We can assume that sprints help develop performant, strong and robust legs, glutes and a small waist.
Sprints are compound power moves. They utilize a lot of energy, and it’s the reason why they burn so many calories and why they cause sugar cravings. Once you incorporate sprint sessions, one little suggestion: increase your complex carbs intake rich in fibers.
There is a great activity in the leg and core muscles when running at full speed. The muscle with the longest duration of activity during sprinting is the HAMSTRINGS, even though the quads work very intensively. Studies also show increased muscle activity with increases in speed and distance: Muscle Activity When Sprinting, according to scientists.
Long endurance sprints, such as the 400 meter, were performed in some studies to consider the effects of fatigue. These studies observed that *EMG activity increased as the sprint progressed. Increased contact times in the latter half of the run could be as a result of the increasing number of slow-twitch fibers involved as the fast-twitch fibers fatigued.
*Electromyography (EMG) is an electrodiagnostic medicine technique for evaluating and recording the electrical activity produced by skeletal muscles.
How to Sprint and Run Long Distances Correctly?
Running a long distance at a cardio pace requires a totally different running technique than sprinting short distances at full speed. The vast majority take things for granted and believe running it’s easy and comes naturally. In reality, very few (except for the pros) know how to run with a proper form and pace. It takes a lot of time and incremental adjustments until you master the perfect running technique. Check the video below about the leg movement:
A tip for beginners: run without headphones. I know you may need music for extra motivation or to hold on to a fast pace, but in your quest to learn the proper running technique, you should focus on that and your breathing until you comprehend it.
Sprints Can Seriously Injure You!
We consume a great amount of energy and resources when sprinting, which we have to replace.
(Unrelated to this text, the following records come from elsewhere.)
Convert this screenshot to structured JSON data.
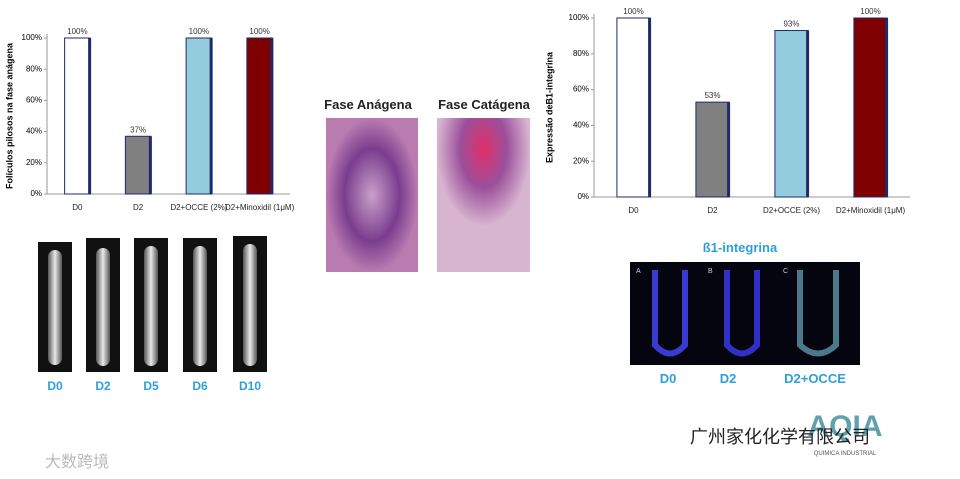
{
  "chart_data": [
    {
      "type": "bar",
      "ylabel": "Folículos pilosos na fase anágena",
      "categories": [
        "D0",
        "D2",
        "D2+OCCE (2%)",
        "D2+Minoxidil (1μM)"
      ],
      "values": [
        100,
        37,
        100,
        100
      ],
      "value_labels": [
        "100%",
        "37%",
        "100%",
        "100%"
      ],
      "colors": [
        "#ffffff",
        "#808080",
        "#93cddd",
        "#7f0000"
      ],
      "ylim": [
        0,
        100
      ],
      "yticks": [
        {
          "value": 0,
          "label": "0%"
        },
        {
          "value": 20,
          "label": "20%"
        },
        {
          "value": 40,
          "label": "40%"
        },
        {
          "value": 60,
          "label": "60%"
        },
        {
          "value": 80,
          "label": "80%"
        },
        {
          "value": 100,
          "label": "100%"
        }
      ]
    },
    {
      "type": "bar",
      "ylabel": "Expressão deB1-integrina",
      "categories": [
        "D0",
        "D2",
        "D2+OCCE (2%)",
        "D2+Minoxidil (1μM)"
      ],
      "values": [
        100,
        53,
        93,
        100
      ],
      "value_labels": [
        "100%",
        "53%",
        "93%",
        "100%"
      ],
      "colors": [
        "#ffffff",
        "#808080",
        "#93cddd",
        "#7f0000"
      ],
      "ylim": [
        0,
        100
      ],
      "yticks": [
        {
          "value": 0,
          "label": "0%"
        },
        {
          "value": 20,
          "label": "20%"
        },
        {
          "value": 40,
          "label": "40%"
        },
        {
          "value": 60,
          "label": "60%"
        },
        {
          "value": 80,
          "label": "80%"
        },
        {
          "value": 100,
          "label": "100%"
        }
      ]
    }
  ],
  "follicles": {
    "labels": [
      "D0",
      "D2",
      "D5",
      "D6",
      "D10"
    ]
  },
  "histology": {
    "labels": [
      "Fase Anágena",
      "Fase Catágena"
    ]
  },
  "integrin": {
    "title": "ß1-integrina",
    "panels": [
      "A",
      "B",
      "C"
    ],
    "labels": [
      "D0",
      "D2",
      "D2+OCCE"
    ]
  },
  "watermark": {
    "left": "大数跨境",
    "right": "广州家化化学有限公司",
    "logo": "AQIA",
    "logo_sub": "QUIMICA INDUSTRIAL"
  }
}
Thus, you need sustainable nutrition. I have the right nutrition eBook designed for athletes particularly: Nutrition Secrets and Intermittent Fasting eBook.
When sprinting, we place our body and mind in a state of alert, and it’s why the organism utilizes so many resources. In a way, we are not meant to sprint too often, even though we can run at a steady pace for very long. For the organism, sprints are more like a defense mechanism to get out of a risky situation.
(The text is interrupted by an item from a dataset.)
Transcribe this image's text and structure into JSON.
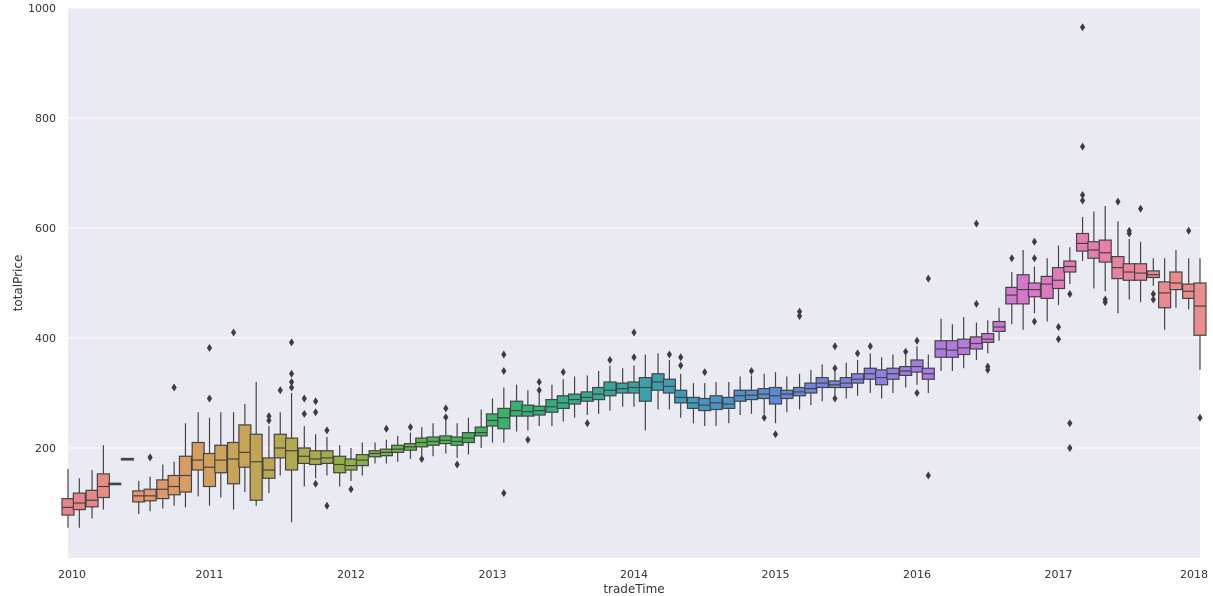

Of course, I do not have evidence to support all these other than my own common sense and experience. However, I do know that sleep deprivation and regular sprint sessions do not go along very well. You could get injured badly because the body can’t support the effort and intensity due to lack of sleep.
It’s very simple if you listen to your body. For instance, I know my energy level, and if it’s low that day, I won’t sprint at all, even though I am used to high-intensity sprint workouts. I wait until I feel fully rested and energized.
The Best Sprints Workout for Muscle and Strength Gain, Plus Fat Loss
I always begin with at least 15 minutes jogging at an aerobic pace or until I feel very well warmed up. Sometimes, depending on the temperature, I might need 30 minutes to get myself ready for a high-intensity sprint training session. Anyways, the thing is that a proper warm-up is necessary. Then:
- 2-3 Sprints x 400 meters (a full track length)
- 2 Sprints x 200 meters
- 4 Sprints x 100 meters
- 10 Sprints x 20-50 meters
- 100 Squats, in any way you want!
The rest time is relative to your own capacity to recover. Do not cool down the muscles; that’s what matters the most. Wait a little for the heart and breathing to calm down.